Il ajoute que tous les ans, ils doivent faire les frais des augmentations de salaires, sans compter les diverses compensations : « Auparavant, les propriétaires pouvaient espérer travailler avec une marge de profits de 20%, soit Rs 35 000 par mois, dorénavant, ce chiffre sera ramené à Rs 23 000, ce qui aura un impact direct sur les employés ».
Le syndicaliste d’ajouter que la récente augmentation du coût du diesel est venue compliquer la situation des autobus individuels : « Savez-vous que le diesel absorbe 60 % de nos revenus par jour ? Comment alors faire face à d’autres dépenses ? Plito fer taxis marrons ».
Les compagnies d’autobus ne reçoivent-elles pas des subsides sur le diesel quand il augmente ? À cette question, Sunil Jeewoonarain sourit et lâche : « Les cinq grosses compagnies d’autobus obtiennent des subsides si le diesel passe la rampe de Rs 35 le litre, alors que pour les compagnies d’autobus individuels, cette barre doit dépasser Rs 40 le litre. C’est injuste envers nous ».Il dit espérer que le ministre Ashit Gungah saura leur être indulgent quand il examinera leur mémorandum.
Autre son de cloche, cette fois de la part de l’UBIW. « Réclamer une augmentation du coût des tickets d’autobus est inadmissible et l’UBIW, réunie cette semaine, n’est pas d’accord »,lâche Alain Kistnen, secrétaire général et porte-parole de l’UBIW.
Pour être plus explicite, le syndicaliste dit ceci : « Les employés sont aussi des parents et toute augmentation les touche également. On dit que les étudiants voyagent gratuitement, mais quand ils vont prendre des leçons particulières hors de leur ‘catchment area’, ils doivent payer, il y a d’autres raisons encore ».

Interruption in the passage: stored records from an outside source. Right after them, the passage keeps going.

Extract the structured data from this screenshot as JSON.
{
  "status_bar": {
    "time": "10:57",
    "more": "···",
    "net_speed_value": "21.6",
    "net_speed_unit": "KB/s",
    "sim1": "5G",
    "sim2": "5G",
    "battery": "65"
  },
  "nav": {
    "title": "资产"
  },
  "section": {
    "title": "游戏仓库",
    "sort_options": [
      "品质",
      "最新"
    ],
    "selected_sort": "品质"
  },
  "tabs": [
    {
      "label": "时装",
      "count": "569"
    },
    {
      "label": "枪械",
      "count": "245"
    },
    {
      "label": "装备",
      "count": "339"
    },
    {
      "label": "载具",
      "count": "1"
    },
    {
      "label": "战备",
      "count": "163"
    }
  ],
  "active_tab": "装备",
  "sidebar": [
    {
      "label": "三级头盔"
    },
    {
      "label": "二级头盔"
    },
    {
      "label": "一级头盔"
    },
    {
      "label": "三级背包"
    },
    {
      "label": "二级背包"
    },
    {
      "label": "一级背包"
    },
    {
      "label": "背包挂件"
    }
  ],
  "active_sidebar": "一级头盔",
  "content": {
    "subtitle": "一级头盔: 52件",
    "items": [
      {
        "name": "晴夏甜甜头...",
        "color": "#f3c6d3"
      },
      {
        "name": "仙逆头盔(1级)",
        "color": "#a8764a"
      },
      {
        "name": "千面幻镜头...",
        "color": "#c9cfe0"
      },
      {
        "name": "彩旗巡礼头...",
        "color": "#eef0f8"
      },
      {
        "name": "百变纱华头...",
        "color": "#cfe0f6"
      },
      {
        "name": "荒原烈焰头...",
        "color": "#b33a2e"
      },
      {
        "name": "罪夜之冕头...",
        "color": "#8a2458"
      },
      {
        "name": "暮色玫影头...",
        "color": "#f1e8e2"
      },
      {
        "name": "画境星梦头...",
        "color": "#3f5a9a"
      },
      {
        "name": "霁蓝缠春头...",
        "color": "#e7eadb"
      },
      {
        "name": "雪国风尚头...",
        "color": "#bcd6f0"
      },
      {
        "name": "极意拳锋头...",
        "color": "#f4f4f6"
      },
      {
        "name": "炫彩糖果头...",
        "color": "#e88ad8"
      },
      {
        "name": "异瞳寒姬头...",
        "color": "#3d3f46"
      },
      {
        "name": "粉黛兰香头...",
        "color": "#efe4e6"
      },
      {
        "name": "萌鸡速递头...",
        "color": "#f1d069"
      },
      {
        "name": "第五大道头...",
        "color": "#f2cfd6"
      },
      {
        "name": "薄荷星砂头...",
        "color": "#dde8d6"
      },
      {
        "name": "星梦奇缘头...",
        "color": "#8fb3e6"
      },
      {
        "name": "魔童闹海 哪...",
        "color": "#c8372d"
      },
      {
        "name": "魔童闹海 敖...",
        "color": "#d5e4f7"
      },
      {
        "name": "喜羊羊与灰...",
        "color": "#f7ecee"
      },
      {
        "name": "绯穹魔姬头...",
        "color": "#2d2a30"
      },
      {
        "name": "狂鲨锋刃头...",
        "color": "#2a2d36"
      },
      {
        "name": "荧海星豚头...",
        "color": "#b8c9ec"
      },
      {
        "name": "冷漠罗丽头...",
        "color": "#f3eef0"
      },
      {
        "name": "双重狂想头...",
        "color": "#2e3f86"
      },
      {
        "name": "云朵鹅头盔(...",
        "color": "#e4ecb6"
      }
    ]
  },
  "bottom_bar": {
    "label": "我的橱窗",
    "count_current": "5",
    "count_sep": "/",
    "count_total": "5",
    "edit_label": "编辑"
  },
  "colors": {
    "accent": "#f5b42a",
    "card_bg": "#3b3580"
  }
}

Alain Kistnen se demande pourquoi le patronat n’a jamais répondu à l’appel du ministre de tutelle quand il y a eu baisse du fioul : « Quand le diesel a connu une baisse conséquente, les prix du ticket d’autobus sont restés inchangés et de quel droit maintenant que les passagers devraient payer plus ? Pour le patronat qui dit qu’il n’a jamais de l’argent pour payer des ‘increments’ à leurs employés ? »
Il se demande pour qui roulent ceux qui réclament une majoration : « Il y a certains, dans tous les groupes, qui roulent pour le patronat en catimini et se battent pour lui, alors que les grands patrons ne prennent pas position, envoyant au casse-pipe leurs employés, empochant s’il y a augmentation des profits sur leur tête ». Et si l’augmentation est rendue possible ? Alors, dit-il, son organisation avisera, mais tout dépendra du patronat qui devra suivre, bon gré mal gré.
Toujours est-il que le ministre Nando Bodha a été catégorique : pas question d’une augmentation du coût des tickets d’autobus. Affaire à suivre !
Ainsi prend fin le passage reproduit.